1/ Slow Fall Inward (Harris) 23.49
2/ Lonely Shelter (Harris) 15.48
3/ Long Way Home (Harris) 23.26
4/ Lost Sanctum (Harris) 15.54
Recorded and mixed by M.J. Harris at Wall of Silence, April 1994
Produced by Mick Harris
Mick Harris: all sounds.
1994 - Sentrax (UK), SNTX 490 (CD)
1994 - Subharmonic (USA), SD 7013 (CD)
I was skeptical, mainly because at the time my favourite album was "A Hundred Days Off" by "Underworld," almost the opposite of Lull in Electronica.
But when it finnaly arrived, I was amazed with the music.
"Slow Fall Inward" depicts an eerie field... You're just kind of, floating across it... The wind blows... You hear strange noises...
It can be a little creepy, even in the daytime.
"Lonely Shelter" depicts a dark cabin, no one is home, it is mid-afternoon\dusk, and there is a lot of dust in the air, and sunshine coming inside the cracks in the walls.
There is a feeling of desperation in the cabin, as if some spirit were trapped in it, trying to loose itself.
"Long Way Home" depicts night-time... Walking down a dusty road at first, then after a while... You appear to be walking down a dark dark long hallway, very slowly... You cannot see what is infront of you, or behind you, but you hear noises, all the time, causing you to look up, down, and all around...
"Lost Sanctum" depicts a dark forest, where there are some train tracks, there is a feeling of death and blood in this area, and it is not the kind of place you would want to be in the middle of the night.
You hear the train in the distance, and while you are standing here, you look over your shoulder, always expecting something to be standing right there.
This album is definatley worth the money, even if you're skeptical, if you're into electronica music, you should definatley get this one.
A. Taylor (courtesy of Amazon.com website)
Curiously the opening track on this album starts off sounding like a piece from a CARPENTER film taken down a couple of octaves. Unlike later LULL explorations, this still retains a strong structure, and has quite a charming, pacifying warmth to it which envelops the listener in smoky-black heat. There's a similar feel to this piece as to the VIDNA OBMANA / STEVE ROACH "Well Of Souls" CD - slightly Mystical Eastern with flute like sounds climbing over the top like lonesome seagulls. The second track sounds more like a cross between the first "Dreamt About Dreaming" album and ART OF PRIMITIVE SOUND - bones crushed to dust on the cold stone floor of a cave while bodies move around in the shadows - machines are humming in the background which makes the dwellers in the dark Morlock-like. Track three moves into fragile places once more - deep underground, yet warm as the fires of Hell. It massages you softly, almost lovingly, but has as much hidden evil to it's purpose (I feel) as had the "Murder Ballads" albums. A similar feel - lulling, passive, promising peace and comfort, yet it has enough darkness to never completely put you at your ease. The fourth and final track is less focused than the previous pieces, less adherent to composition, relying more on drifting imagery, flowing sounds filling in the gaps within structures. As such it again sounds more like the driftwork explorations of "Murder Ballads".In many ways I feel that this is the best of LULL's albums. While there are a lot of people doing similar work in the field of Dark Ambience (or Isolationism?), this album shows LULL to be at their most unique and powerful. It hangs in the uneasy space between cossetting beauty and dehumanized coldness. Personally I could listen to this for hours.

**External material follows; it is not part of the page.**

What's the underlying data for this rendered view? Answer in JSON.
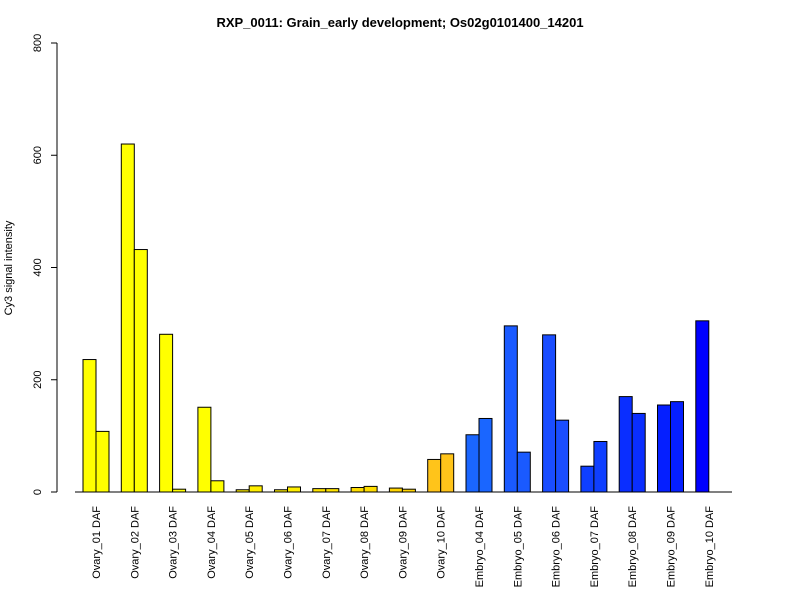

Antony Burnham (courtesy of Metamorphic Journeyman website)
Harris already had two Lull efforts under his belt by the time Cold Summer surfaced, but this packed-to-the-brim disc was easily the pinnacle of his efforts up to that point, four lengthy songs that more than anything else justified the "isolationism" tag that surfaced at the time to describe chilled, cool ambient. Comparison points to the work of Thomas Köner and Main in particular work here, and in some respect Lull finds a particular balance between both, combining the sense of hushed alien landscapes from the former with the obsessive focus on rhythm from the latter. It's easy enough to hear the connection to Scorn as well, with the chief difference being the lack of any drums or conventional rhythm loops, but with the focus strictly and solely on the slowly evolving textures and looped tones instead of beats, Lull achieves its own identity instead of simply being a Scorn remix, say. As much as the album title, the song names capture the atmospheres at play — "Slow Fall Inward," "Lonely Shelter," "Long Way Home," "Lost Sanctum." The songs don't start and stop so much as solely waft in and drift away, steady and slow progressions that float like ghosts. It's the weird, nagging rhythms almost buried in the flow of drones and muffled, stretched-out chimes and rings, the rising and falling of tones rather than drum hits, which provide the core to the tracks, making the experience more than just background music. Listening almost forces a hush on potential listeners, shot through as the album is with just enough potential threat. It's one heck of a long way from the hyperspeed blur of the earliest Napalm Death records, to be sure, but Cold Summer demonstrates clearly how Harris is very much the master of extremes.